A pool of 14 nodes, consisting of four different hardware classes (all circa 2001) has been in existence for several years.  For the last three (or more?) years, they have had Scientific Linux 3.x with support for the STAR software environment, along with access to various DAQ and Trigger data sources.  The number of significant users has probably been less than 20, with the heaviest usage related to L2.  User authentication was originally based on an antique NIS server, to which we had imported the RCF accounts and passwords.  Though still alive, we have not kept this NIS information maintained over time.  Over time, local accounts on each node became the norm, though of course this is rather tedious.  Home directories come in three categories:  AFS, NFS on onllinux5, and local home directories on individual nodes.  Again, this gets rather tedious to maintain over time.
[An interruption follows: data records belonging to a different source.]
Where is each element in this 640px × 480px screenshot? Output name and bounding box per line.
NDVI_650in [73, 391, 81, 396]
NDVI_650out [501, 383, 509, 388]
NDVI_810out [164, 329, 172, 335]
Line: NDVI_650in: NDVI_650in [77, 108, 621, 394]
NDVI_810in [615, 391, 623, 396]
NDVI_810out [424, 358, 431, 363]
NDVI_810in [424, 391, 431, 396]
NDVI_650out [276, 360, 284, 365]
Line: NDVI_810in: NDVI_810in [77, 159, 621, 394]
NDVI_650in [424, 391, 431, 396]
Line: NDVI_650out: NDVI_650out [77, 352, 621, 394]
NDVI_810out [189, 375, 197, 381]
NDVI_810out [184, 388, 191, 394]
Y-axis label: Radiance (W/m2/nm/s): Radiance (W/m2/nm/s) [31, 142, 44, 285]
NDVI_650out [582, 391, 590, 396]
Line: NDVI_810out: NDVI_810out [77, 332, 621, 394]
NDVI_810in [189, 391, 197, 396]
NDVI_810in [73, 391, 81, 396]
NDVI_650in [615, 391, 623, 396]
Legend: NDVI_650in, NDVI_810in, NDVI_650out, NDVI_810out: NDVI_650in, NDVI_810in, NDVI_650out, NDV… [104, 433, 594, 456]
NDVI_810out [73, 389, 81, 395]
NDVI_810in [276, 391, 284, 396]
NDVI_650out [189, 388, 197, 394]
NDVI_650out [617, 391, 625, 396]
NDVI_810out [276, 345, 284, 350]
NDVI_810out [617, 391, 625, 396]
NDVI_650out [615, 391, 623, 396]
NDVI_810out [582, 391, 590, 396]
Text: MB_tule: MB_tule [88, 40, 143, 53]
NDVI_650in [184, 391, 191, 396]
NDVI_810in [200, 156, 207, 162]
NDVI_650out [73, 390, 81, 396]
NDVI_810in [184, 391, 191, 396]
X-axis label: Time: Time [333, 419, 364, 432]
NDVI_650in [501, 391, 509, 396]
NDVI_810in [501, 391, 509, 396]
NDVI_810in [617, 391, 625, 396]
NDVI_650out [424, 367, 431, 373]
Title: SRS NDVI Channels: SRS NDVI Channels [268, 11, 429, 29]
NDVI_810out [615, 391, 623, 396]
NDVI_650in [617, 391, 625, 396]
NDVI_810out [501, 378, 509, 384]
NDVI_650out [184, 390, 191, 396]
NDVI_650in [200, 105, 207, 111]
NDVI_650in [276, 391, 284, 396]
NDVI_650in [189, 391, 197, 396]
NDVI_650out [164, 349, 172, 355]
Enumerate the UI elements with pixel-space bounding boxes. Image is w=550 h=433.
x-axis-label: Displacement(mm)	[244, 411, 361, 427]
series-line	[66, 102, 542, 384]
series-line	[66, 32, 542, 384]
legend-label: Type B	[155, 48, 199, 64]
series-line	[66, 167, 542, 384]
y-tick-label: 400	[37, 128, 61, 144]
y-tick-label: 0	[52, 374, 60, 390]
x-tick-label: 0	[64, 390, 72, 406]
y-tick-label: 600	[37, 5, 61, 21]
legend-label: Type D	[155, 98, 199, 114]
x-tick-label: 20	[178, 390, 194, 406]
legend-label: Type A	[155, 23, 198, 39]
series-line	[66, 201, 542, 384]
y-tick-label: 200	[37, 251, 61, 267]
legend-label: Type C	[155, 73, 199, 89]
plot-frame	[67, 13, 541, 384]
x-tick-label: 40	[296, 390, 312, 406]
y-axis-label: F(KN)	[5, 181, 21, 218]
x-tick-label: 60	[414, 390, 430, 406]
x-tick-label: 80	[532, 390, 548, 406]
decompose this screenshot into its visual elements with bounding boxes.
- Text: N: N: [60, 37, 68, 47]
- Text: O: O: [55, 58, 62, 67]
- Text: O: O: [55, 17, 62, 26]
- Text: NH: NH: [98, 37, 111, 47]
There are several "special" nodes to be aware of:

  1. Three of the nodes (onllinux1, 2 and 3) are in the Control Room for direct console login as needed.  (The rest are in the DAQ room.)
  2. onllinux5 has the NFS shared home directories (in /online/users).  (NB.  /online/users is being backed up by the ITD Networker backup system.)
  3. onllinux6 is (was?) used for many online database maintenance scripts (check with Mike DePhillps about this -- we had planned to move these scripts to onldb).
  4. onllinux1 was configured as an NIS slave server, in case the NIS master (starnis01) fails.

 

PLAN:

For the run starting in 2008 (2009?), we are replacing all of these nodes with newer hardware.

The basic hardware specs for the replacement nodes are:

Dual 2.4 GHZ Intel Xeon processors

1GB RAM

2 x 120 GB IDE disks

 

These nodes should be configured with Scientific Linux 4.5 (or 4.6 if we can ensure compatibility with STAR software) and support the STAR software environment.

They should have access to various DAQ and Trigger NFS shares.  Here is a starter list of mounts:

 

Shared DAQ and Trigger resources
SERVERDIRECTORY on SERVERLOCAL MOUNT PONTMOUNT OPTIONS
 evp.starp /a /evp/a ro
 evb01.starp /a /evb01/a ro
 evb01 /b /evb01/b ro
 evb01 /c /evb01/c ro
 evb01 /d /evb01/d ro
 evb02.starp /a /evb02/a ro
 evb02 /b /evb02/b ro
 evb02 /c /evb02/c ro
 evb02 /d /evb02/d ro
 daqman.starp /RTS /daq/RTS ro
 daqman /data /daq/data rw
 daqman /log /daq/log ro
 trgscratch.starp /data/trgdata /trg/trgdata ?
 startrg.starp /scratch/startrg/data/scalers /trg/scalers ?
 online.star /export /onlineweb/www rw

 

 

WISHLIST Items with good progress:

  • <Uniform and easy to maintain user authentication system to replace the current NIS and local account mess.  Either a local LDAP, or a glom onto RCF LDAP seems most feasible> -- An ldap server (onlldap.starp.bnl.gov) has been set-up and the 15 onllinux nodes are authenticating to it.
  • <Shared home directories across the nodes with backups> -- The ldap server is also hosting the home directories and sharing them via NFS.
  • <Integration into SSH key management system (mechanism depends upon user authentication method(s) selected).> --  The ldap server has been added to the STAR SSH key management system, and users are able to login to the new onllinux nodes with keys now.
  • <Common configuration management system> -- Webmin is in use.

 

WISHLIST Items still needing significant work:

  • <Shared home directories across the nodes with backups> -- still needs a backup system in place.  EMC Networker would seem to be a natural choice.
  • <Ganglia monitoring of the nodes> -- Since we don't have any Ganglia monitoring for online nodes working at this time, this is on hold.
  • <Osiris monitoring of the nodes> -- Should be easy to add to the existing osiris system.